You are right Susan, foxtrialtracker is probably the best tool we have for this though I also really like what the people at pdtrialtracker.info are doing
As usual, Benjamin, great insight. My critiques exclude you, but include myself. They won’t be popular. It seems less about the system and more about who makes up the system. We can change the system, but will people or society change? If there are 1 million people estimated to have PD in US, and Fox Foundation takes in roughly $100 million per year, that’s $100 per household per year. On average, that is less than 1/1000th of household net worth. What if we all just gave one 1/100th of our net worth and Fox had 1 billion/funding/year? 1/100th…Most of us will die still battling PD, our children wondering if they are next, and far more money than we ever needed.
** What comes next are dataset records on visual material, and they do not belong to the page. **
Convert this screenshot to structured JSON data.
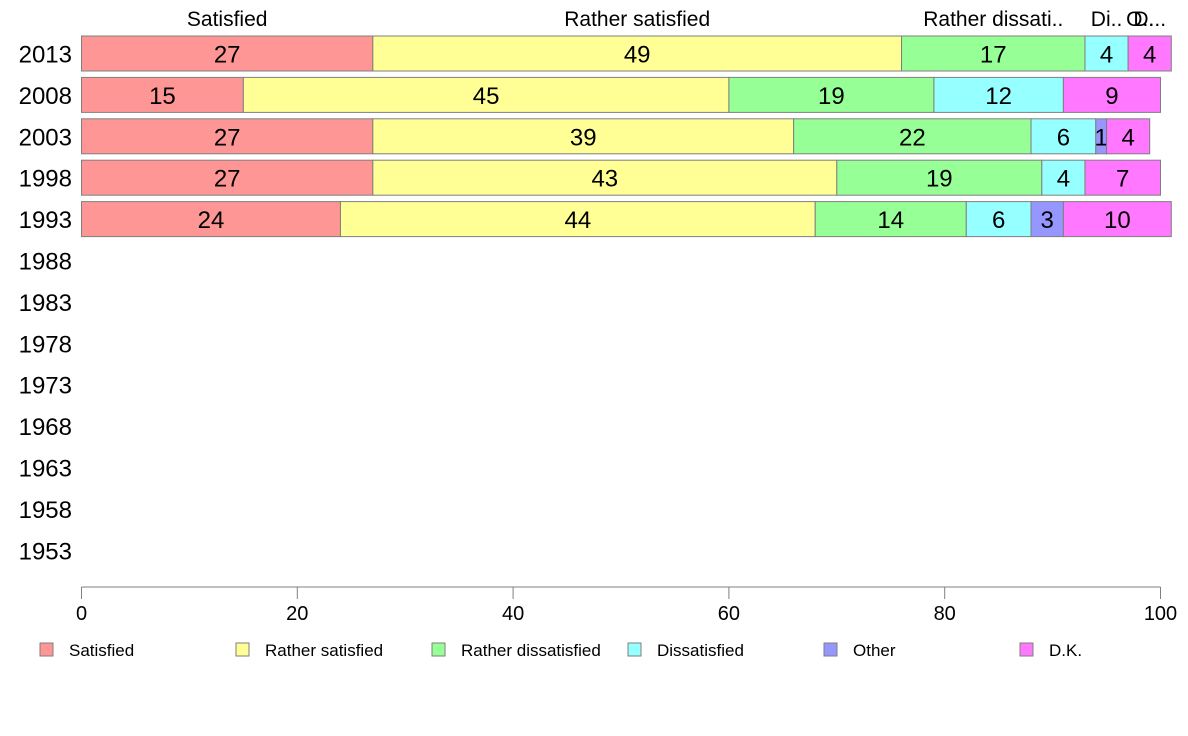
{
  "chart_data": {
    "type": "bar",
    "orientation": "horizontal",
    "stacked": true,
    "categories": [
      "2013",
      "2008",
      "2003",
      "1998",
      "1993",
      "1988",
      "1983",
      "1978",
      "1973",
      "1968",
      "1963",
      "1958",
      "1953"
    ],
    "series": [
      {
        "name": "Satisfied",
        "color": "#ff9696",
        "values": [
          27,
          15,
          27,
          27,
          24,
          null,
          null,
          null,
          null,
          null,
          null,
          null,
          null
        ]
      },
      {
        "name": "Rather satisfied",
        "color": "#ffff96",
        "values": [
          49,
          45,
          39,
          43,
          44,
          null,
          null,
          null,
          null,
          null,
          null,
          null,
          null
        ]
      },
      {
        "name": "Rather dissatisfied",
        "color": "#96ff96",
        "values": [
          17,
          19,
          22,
          19,
          14,
          null,
          null,
          null,
          null,
          null,
          null,
          null,
          null
        ]
      },
      {
        "name": "Dissatisfied",
        "color": "#96ffff",
        "values": [
          4,
          12,
          6,
          4,
          6,
          null,
          null,
          null,
          null,
          null,
          null,
          null,
          null
        ]
      },
      {
        "name": "Other",
        "color": "#9696ff",
        "values": [
          0,
          0,
          1,
          0,
          3,
          null,
          null,
          null,
          null,
          null,
          null,
          null,
          null
        ]
      },
      {
        "name": "D.K.",
        "color": "#ff78ff",
        "values": [
          4,
          9,
          4,
          7,
          10,
          null,
          null,
          null,
          null,
          null,
          null,
          null,
          null
        ]
      }
    ],
    "top_labels": [
      "Satisfied",
      "Rather satisfied",
      "Rather dissati..",
      "Di..",
      "O..",
      "D..."
    ],
    "xlim": [
      0,
      100
    ],
    "xticks": [
      0,
      20,
      40,
      60,
      80,
      100
    ],
    "grid": false,
    "legend_position": "bottom"
  }
}
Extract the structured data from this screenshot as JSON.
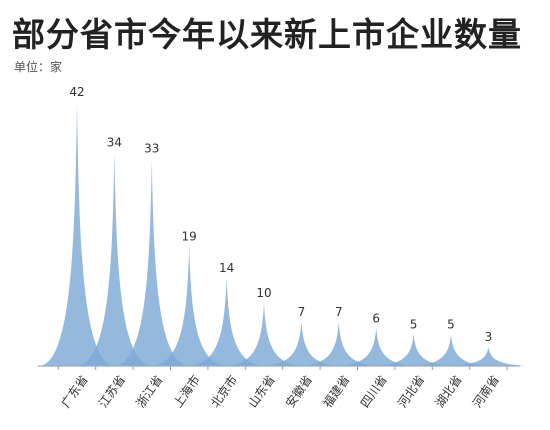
{
  "title": "部分省市今年以来新上市企业数量",
  "unit_label": "单位：家",
  "colors": {
    "peak_fill": "#7ea8d6",
    "axis": "#999999"
  },
  "chart_data": {
    "type": "bar",
    "title": "部分省市今年以来新上市企业数量",
    "subtitle": "单位：家",
    "categories": [
      "广东省",
      "江苏省",
      "浙江省",
      "上海市",
      "北京市",
      "山东省",
      "安徽省",
      "福建省",
      "四川省",
      "河北省",
      "湖北省",
      "河南省"
    ],
    "values": [
      42,
      34,
      33,
      19,
      14,
      10,
      7,
      7,
      6,
      5,
      5,
      3
    ],
    "xlabel": "",
    "ylabel": "",
    "ylim": [
      0,
      42
    ],
    "grid": false,
    "legend": "none"
  }
}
At the same time, we all accelerate the current system with how we invest our money, how we choose to spend our money, and how we vote and drive public policy. Further, patient participation in clinical trials and contributions to our overall research, as a group, is poor.
If we as a patient base really want a cure, we’re failing to support one. We’re waiting around for our Savior when we could save ourselves. I’ve been part of the problem not the solution for most of my life. Maybe I’m evolving.
You are right Gavin, patients need to become more proactive and do more to ensure that our needs are taken into consideration at every step along the way.
I have taken part in several studies but not yet a clinical trial.. It took some persistence and personal effort to find suitable projects to be involved in; despite signing up to several registers none have pointed me towards anything yet .. I now have a rarer diagnosis so that may help / hinder my participation in future. The main stumbling block has been that we live in a remote part of the country with no specialist hospital or research centre of excellence nearby so travel is always involved in participation [with the exception of surveys etc].
I think that a small token nominal payment would encourage partipipation and retention by recognising the time and effort involved.
Hopefully some of these wearable devices and at home sensors will fix some of these problems by making it possible to monitor trials remotely.
I have volunteered to beta test a wearble watch to monitor PD symptoms.
Love how you referenced Slavoj , He was our daughters professor for her Masters
I have long been a fan, though lately he seems to be even more out of touch than usual.